By 2025, the financial services sector stopped “testing” artificial intelligence and started living in it. The industry has moved past the novelty of generative chatbots to a more profound structural reality: the redesign of the global movement of money around autonomous decision-making.
As we look toward 2026, the industry isn’t just deploying AI; it is competing for the “orchestration layer” of the digital economy. What began as a quest for efficiency has evolved into a high-stakes contest over agency — specifically, who (or what) controls the decision, the data and the final settlement in an AI-mediated ecosystem.
Agent-Native Infrastructure Becomes Table Stakes
The most significant shift for 2026 is the transition from “AI-enabled” to agent-native infrastructure. Banks and payment networks are no longer just adding artificial intelligence to legacy stacks; they are building with the assumption that autonomous software will initiate transactions, move liquidity and resolve exceptions without a human in the loop.
As PYMNTS CEO Karen Webster wrote on the protocol layer reshaping AI-driven commerce, “This time, the shift is not about making payments invisible or shaving a few seconds off the checkout flow. It is about something much bigger: who or what makes the decision about what to buy and how to pay.” In 2026, agents are not simply accelerating transactions. They are assuming control over choice itself, redefining how value is created and captured across financial networks.
Precision Over Scale: The Move to Specialized Models
Alongside infrastructure change, the AI stack itself is evolving. The era of the general-purpose LLM is giving way to small language models (SLMs) and specialized systems. As reported by PYMNTS, financial institutions are moving toward smaller, more specialized systems designed for discrete tasks such as fraud detection, reconciliation, underwriting and compliance monitoring.
Smaller models are cheaper to run, easier to govern and more predictable in regulated environments where explainability and control matter.
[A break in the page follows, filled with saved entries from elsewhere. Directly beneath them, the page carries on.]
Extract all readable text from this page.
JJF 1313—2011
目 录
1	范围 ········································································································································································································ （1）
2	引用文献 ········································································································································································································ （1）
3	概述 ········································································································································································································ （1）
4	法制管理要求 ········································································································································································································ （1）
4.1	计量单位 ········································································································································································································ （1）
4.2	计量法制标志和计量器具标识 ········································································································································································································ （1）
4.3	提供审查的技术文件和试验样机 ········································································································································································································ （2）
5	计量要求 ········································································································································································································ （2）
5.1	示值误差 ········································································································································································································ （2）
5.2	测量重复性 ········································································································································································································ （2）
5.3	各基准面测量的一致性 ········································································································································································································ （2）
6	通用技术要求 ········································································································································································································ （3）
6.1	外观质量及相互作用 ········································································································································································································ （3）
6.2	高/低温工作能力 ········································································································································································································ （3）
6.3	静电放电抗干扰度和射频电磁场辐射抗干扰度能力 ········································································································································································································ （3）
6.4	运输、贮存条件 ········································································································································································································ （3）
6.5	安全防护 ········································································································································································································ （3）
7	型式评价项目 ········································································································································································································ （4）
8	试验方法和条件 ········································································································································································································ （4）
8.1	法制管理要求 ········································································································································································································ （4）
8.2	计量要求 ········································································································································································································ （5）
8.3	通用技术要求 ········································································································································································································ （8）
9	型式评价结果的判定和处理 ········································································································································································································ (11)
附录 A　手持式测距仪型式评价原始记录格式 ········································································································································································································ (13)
In production systems, breadth is giving way to precision. By 2026, specialization will become a prerequisite for scaling AI safely and economically within core financial workflows.
Discovery and the ‘Zero-Click’ Journey
As specialized agents proliferate, the traditional customer journey is being dismantled. The industry is moving from search-based menus to intent-driven discovery layers. In this world, the “wallet” as we know it begins to fade.
In her analysis of AI agents and the declining relevance of traditional wallets, Webster observed, “In a world where agents shop and pay, they will not fill out forms. Consumers will not go to a checkout page. One-Click will become Zero-Click.”
As agents act end to end on behalf of users, the competition for loyalty shifts away from the user interface. Control over discovery increasingly depends on data access, authorization frameworks and protocol-level participation rather than interface design alone that caters to consumers.
ROI Becomes the Gatekeeper for AI Expansion
By 2026, return on investment has become the central gatekeeper for artificial intelligence expansion. According to PYMNTS, CFOs are reallocating budgets away from broad AI experimentation and toward agentic systems that deliver measurable economic outcomes.
Productivity gains, faster cycle times, lower fraud losses and improved working capital performance now define success. AI initiatives that cannot demonstrate clear, repeatable impact struggle to secure continued funding. The result is a more disciplined deployment environment where autonomy advances only when it aligns with financial accountability.
Fraud and Risk Management Become Real-Time
As reported by PYMNTS, AI-powered scams are forcing banks to shift fraud prevention from post-event reviews to real-time defense. Attackers increasingly combine social engineering with stolen credentials, allowing them to pass traditional authentication checks and deceive even well-informed customers. This has pushed banks to deploy AI systems that continuously monitor behavior, device signals and transaction context to detect fraud.
Rather than applying blanket restrictions, institutions are using targeted “smart friction,” such as real-time warnings or step-up verification when risk indicators spike. The growing use of AI-generated voices and impersonation techniques has further blurred the line between legitimate and fraudulent activity, raising the stakes for faster detection, stronger identity verification and adaptive controls that operate during the transaction itself rather than after losses occur.